By Matt Reese
Little is known about the first decorated Christmas tree in Riga, Latvia, other than the tree was placed in the public marketplace and decorated by members of a merchants guild to honor the birth of Christ. A ceremony was held and the tree was burnt at its conclusion.
The year of that first decorated Christmas tree was 1510, 500 years ago. A plaque now marks the spot where the first Christmas tree stood. This year, Christmas tree growers from around the world are commemorating the 500 years of the beloved holiday tradition.
“Christmas tree growers from Ohio are proud to be a small part of this long and cherished Christmas tradition,” said Dave Reese, president of the Ohio Christmas Tree Association. “Many of the Christmas tree farms in the state will being doing special activities and promotions to commemorate this occasion. It is not every year you get to be a part of a 500-year anniversary.”
At the National Christmas Tree Association (NCTA) Convention, held in North Carolina last August, trees were on display to demonstrate the various styles of decoration through each century of the Christmas tree tradition. Here is a summary of the display provided by the National Christmas Tree Association.
The first written record of the decorated Christmas tree comes from Riga, Latvia. In 1510, the men of the Merchants Guild decorated a tree with paper roses for the marketplace. The fir tree commemorated the Holy Child while the roses a symbol for the Virgin Mary. In 1530, there is a record from Alsace, France, that trees were sold in the marketplace and brought home. Laws limited the size of the trees to “eight shoe lengths,” a little over four feet.
In the churches of this time, apples were used to decorate evergreen trees as props for the “miracle plays.” The Christmas tree with apples symbolized the “Tree of Paradise” in the Garden of Eden; it was used as a means of teaching the Bible story, of good versus evil in paradise. The first record referencing the “Christmas Tree” to describe a decorated tree was Strassburg, Alsace, 1604. This is recognized as a pivotal event in the history of the Christmas tree.

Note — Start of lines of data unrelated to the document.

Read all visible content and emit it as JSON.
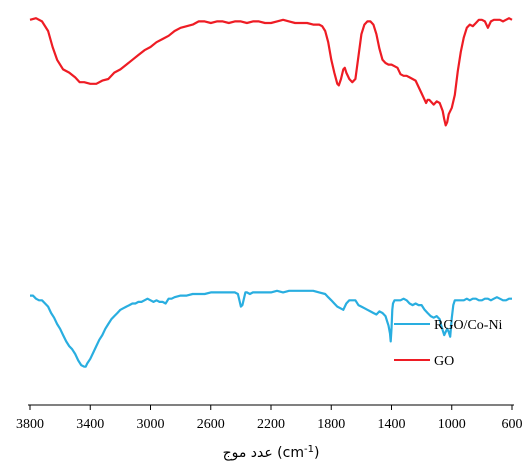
{
  "chart_data": {
    "type": "line",
    "title": "",
    "xlabel": "عدد موج (cm-1)",
    "xlabel_parts": {
      "prefix": "عدد موج (cm",
      "sup": "-1",
      "suffix": ")"
    },
    "ylabel": "",
    "x_reversed": true,
    "xlim": [
      3800,
      600
    ],
    "ylim": [
      0,
      100
    ],
    "x_ticks": [
      3800,
      3400,
      3000,
      2600,
      2200,
      1800,
      1400,
      1000,
      600
    ],
    "y_axis_visible": false,
    "grid": false,
    "legend_position": "bottom-right",
    "series": [
      {
        "name": "GO",
        "color": "#ee1c24",
        "points": [
          [
            3800,
            97
          ],
          [
            3760,
            98
          ],
          [
            3720,
            96
          ],
          [
            3680,
            90
          ],
          [
            3650,
            80
          ],
          [
            3620,
            72
          ],
          [
            3580,
            66
          ],
          [
            3540,
            64
          ],
          [
            3500,
            61
          ],
          [
            3470,
            58
          ],
          [
            3440,
            58
          ],
          [
            3400,
            57
          ],
          [
            3360,
            57
          ],
          [
            3320,
            59
          ],
          [
            3280,
            60
          ],
          [
            3240,
            64
          ],
          [
            3200,
            66
          ],
          [
            3160,
            69
          ],
          [
            3120,
            72
          ],
          [
            3080,
            75
          ],
          [
            3040,
            78
          ],
          [
            3000,
            80
          ],
          [
            2960,
            83
          ],
          [
            2920,
            85
          ],
          [
            2880,
            87
          ],
          [
            2840,
            90
          ],
          [
            2800,
            92
          ],
          [
            2760,
            93
          ],
          [
            2720,
            94
          ],
          [
            2680,
            96
          ],
          [
            2640,
            96
          ],
          [
            2600,
            95
          ],
          [
            2560,
            96
          ],
          [
            2520,
            96
          ],
          [
            2480,
            95
          ],
          [
            2440,
            96
          ],
          [
            2400,
            96
          ],
          [
            2360,
            95
          ],
          [
            2320,
            96
          ],
          [
            2280,
            96
          ],
          [
            2240,
            95
          ],
          [
            2200,
            95
          ],
          [
            2160,
            96
          ],
          [
            2120,
            97
          ],
          [
            2080,
            96
          ],
          [
            2040,
            95
          ],
          [
            2000,
            95
          ],
          [
            1960,
            95
          ],
          [
            1920,
            94
          ],
          [
            1880,
            94
          ],
          [
            1860,
            93
          ],
          [
            1840,
            90
          ],
          [
            1820,
            83
          ],
          [
            1800,
            72
          ],
          [
            1780,
            64
          ],
          [
            1760,
            57
          ],
          [
            1750,
            56
          ],
          [
            1735,
            60
          ],
          [
            1720,
            66
          ],
          [
            1710,
            67
          ],
          [
            1700,
            64
          ],
          [
            1680,
            60
          ],
          [
            1660,
            58
          ],
          [
            1640,
            60
          ],
          [
            1620,
            74
          ],
          [
            1600,
            88
          ],
          [
            1580,
            94
          ],
          [
            1560,
            96
          ],
          [
            1540,
            96
          ],
          [
            1520,
            94
          ],
          [
            1500,
            88
          ],
          [
            1480,
            79
          ],
          [
            1460,
            72
          ],
          [
            1440,
            70
          ],
          [
            1420,
            69
          ],
          [
            1400,
            69
          ],
          [
            1380,
            68
          ],
          [
            1360,
            67
          ],
          [
            1340,
            63
          ],
          [
            1320,
            62
          ],
          [
            1300,
            62
          ],
          [
            1280,
            61
          ],
          [
            1260,
            60
          ],
          [
            1240,
            59
          ],
          [
            1220,
            55
          ],
          [
            1200,
            51
          ],
          [
            1180,
            47
          ],
          [
            1170,
            45
          ],
          [
            1160,
            47
          ],
          [
            1150,
            47
          ],
          [
            1120,
            44
          ],
          [
            1100,
            46
          ],
          [
            1080,
            45
          ],
          [
            1060,
            40
          ],
          [
            1050,
            35
          ],
          [
            1040,
            31
          ],
          [
            1030,
            33
          ],
          [
            1020,
            38
          ],
          [
            1000,
            42
          ],
          [
            980,
            50
          ],
          [
            960,
            65
          ],
          [
            940,
            77
          ],
          [
            920,
            86
          ],
          [
            900,
            92
          ],
          [
            880,
            94
          ],
          [
            860,
            93
          ],
          [
            840,
            95
          ],
          [
            820,
            97
          ],
          [
            800,
            97
          ],
          [
            780,
            96
          ],
          [
            760,
            92
          ],
          [
            740,
            96
          ],
          [
            720,
            97
          ],
          [
            700,
            97
          ],
          [
            680,
            97
          ],
          [
            660,
            96
          ],
          [
            640,
            97
          ],
          [
            620,
            98
          ],
          [
            600,
            97
          ]
        ]
      },
      {
        "name": "RGO/Co-Ni",
        "color": "#29aee0",
        "points": [
          [
            3800,
            49
          ],
          [
            3780,
            49
          ],
          [
            3760,
            47
          ],
          [
            3740,
            46
          ],
          [
            3720,
            46
          ],
          [
            3700,
            44
          ],
          [
            3680,
            42
          ],
          [
            3660,
            38
          ],
          [
            3640,
            35
          ],
          [
            3620,
            31
          ],
          [
            3600,
            28
          ],
          [
            3580,
            24
          ],
          [
            3560,
            20
          ],
          [
            3540,
            17
          ],
          [
            3520,
            15
          ],
          [
            3500,
            12
          ],
          [
            3480,
            8
          ],
          [
            3460,
            5
          ],
          [
            3440,
            4
          ],
          [
            3430,
            4
          ],
          [
            3420,
            6
          ],
          [
            3400,
            9
          ],
          [
            3380,
            13
          ],
          [
            3360,
            17
          ],
          [
            3340,
            21
          ],
          [
            3320,
            24
          ],
          [
            3300,
            28
          ],
          [
            3280,
            31
          ],
          [
            3260,
            34
          ],
          [
            3240,
            36
          ],
          [
            3220,
            38
          ],
          [
            3200,
            40
          ],
          [
            3180,
            41
          ],
          [
            3160,
            42
          ],
          [
            3140,
            43
          ],
          [
            3120,
            44
          ],
          [
            3100,
            44
          ],
          [
            3080,
            45
          ],
          [
            3060,
            45
          ],
          [
            3040,
            46
          ],
          [
            3020,
            47
          ],
          [
            3000,
            46
          ],
          [
            2980,
            45
          ],
          [
            2960,
            46
          ],
          [
            2940,
            45
          ],
          [
            2920,
            45
          ],
          [
            2900,
            44
          ],
          [
            2880,
            47
          ],
          [
            2860,
            47
          ],
          [
            2840,
            48
          ],
          [
            2800,
            49
          ],
          [
            2760,
            49
          ],
          [
            2720,
            50
          ],
          [
            2680,
            50
          ],
          [
            2640,
            50
          ],
          [
            2600,
            51
          ],
          [
            2560,
            51
          ],
          [
            2520,
            51
          ],
          [
            2480,
            51
          ],
          [
            2440,
            51
          ],
          [
            2420,
            50
          ],
          [
            2410,
            46
          ],
          [
            2400,
            42
          ],
          [
            2390,
            43
          ],
          [
            2380,
            47
          ],
          [
            2370,
            51
          ],
          [
            2360,
            51
          ],
          [
            2340,
            50
          ],
          [
            2320,
            51
          ],
          [
            2280,
            51
          ],
          [
            2240,
            51
          ],
          [
            2200,
            51
          ],
          [
            2160,
            52
          ],
          [
            2120,
            51
          ],
          [
            2080,
            52
          ],
          [
            2040,
            52
          ],
          [
            2000,
            52
          ],
          [
            1960,
            52
          ],
          [
            1920,
            52
          ],
          [
            1880,
            51
          ],
          [
            1840,
            50
          ],
          [
            1820,
            48
          ],
          [
            1800,
            46
          ],
          [
            1780,
            44
          ],
          [
            1760,
            42
          ],
          [
            1740,
            41
          ],
          [
            1720,
            40
          ],
          [
            1700,
            44
          ],
          [
            1680,
            46
          ],
          [
            1660,
            46
          ],
          [
            1640,
            46
          ],
          [
            1620,
            43
          ],
          [
            1600,
            42
          ],
          [
            1580,
            41
          ],
          [
            1560,
            40
          ],
          [
            1540,
            39
          ],
          [
            1520,
            38
          ],
          [
            1500,
            37
          ],
          [
            1480,
            39
          ],
          [
            1460,
            38
          ],
          [
            1440,
            36
          ],
          [
            1430,
            33
          ],
          [
            1420,
            30
          ],
          [
            1410,
            25
          ],
          [
            1405,
            20
          ],
          [
            1400,
            28
          ],
          [
            1395,
            40
          ],
          [
            1390,
            44
          ],
          [
            1380,
            46
          ],
          [
            1360,
            46
          ],
          [
            1340,
            46
          ],
          [
            1320,
            47
          ],
          [
            1300,
            46
          ],
          [
            1280,
            44
          ],
          [
            1260,
            43
          ],
          [
            1240,
            44
          ],
          [
            1220,
            43
          ],
          [
            1200,
            43
          ],
          [
            1180,
            40
          ],
          [
            1160,
            38
          ],
          [
            1140,
            36
          ],
          [
            1120,
            35
          ],
          [
            1100,
            36
          ],
          [
            1080,
            34
          ],
          [
            1070,
            30
          ],
          [
            1060,
            27
          ],
          [
            1050,
            24
          ],
          [
            1040,
            26
          ],
          [
            1030,
            28
          ],
          [
            1020,
            26
          ],
          [
            1010,
            23
          ],
          [
            1000,
            35
          ],
          [
            990,
            43
          ],
          [
            980,
            46
          ],
          [
            960,
            46
          ],
          [
            940,
            46
          ],
          [
            920,
            46
          ],
          [
            900,
            47
          ],
          [
            880,
            46
          ],
          [
            860,
            47
          ],
          [
            840,
            47
          ],
          [
            820,
            46
          ],
          [
            800,
            46
          ],
          [
            780,
            47
          ],
          [
            760,
            47
          ],
          [
            740,
            46
          ],
          [
            720,
            47
          ],
          [
            700,
            48
          ],
          [
            680,
            47
          ],
          [
            660,
            46
          ],
          [
            640,
            46
          ],
          [
            620,
            47
          ],
          [
            600,
            47
          ]
        ]
      }
    ],
    "legend": [
      {
        "label": "RGO/Co-Ni",
        "color": "#29aee0"
      },
      {
        "label": "GO",
        "color": "#ee1c24"
      }
    ]
  }
}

In homes of this period, it was common to decorate evergreens with apples, gilded nuts, cookies and red paper strips. Edible ornaments became so popular that the trees were often referred to as “Sugar Trees.” In this century the first accounts of lighted candles being used as decorations on Christmas trees came from France. A letter to a friend dated 1798 described the enchanting beauty of many candlelit trees seen in the houses of the times.
The Christmas tree was introduced in the United States by German settlers first as a tabletop size and soon became a floor-to-ceiling tree. In 1851 Christmas trees began to be sold commercially when Mark Carr hauled two ox sleds of evergreens into New York City. During the 1870s, blown glass ball ornaments from Lauscha, Germany, appeared as decorations. These evolved as chains of balls, toys and figures and became a favored
The first electric lights on a Christmas tree occurred at the home of Thomas Edison’s assistant, Edward Johnson, in 1882. President Grover Cleveland first used tree lights in the White House in 1895. In 1903, electric lights referred to as “switchboard lights” were sold in New England; they did not become widely popular until the 1930s. Under President Calvin Coolidge, the first annual lighting of the White House Christmas tree began in 1923.
To commemorate this momentous anniversary, the NCTA also released commemorative cards and ornaments featuring the original artwork of Jesse Barnes and J. Wecker Frisch for the occasion. In addition, a special ceremony will be held at the site of the world’s first decorated Christmas tree, Reese said. “Whatever your plans for the Christmas season, take the opportunity to visit a tree farm to get a real tree to celebrate the season, support your local economy, benefit the environment, and participate in 500 years of this great holiday tradition.”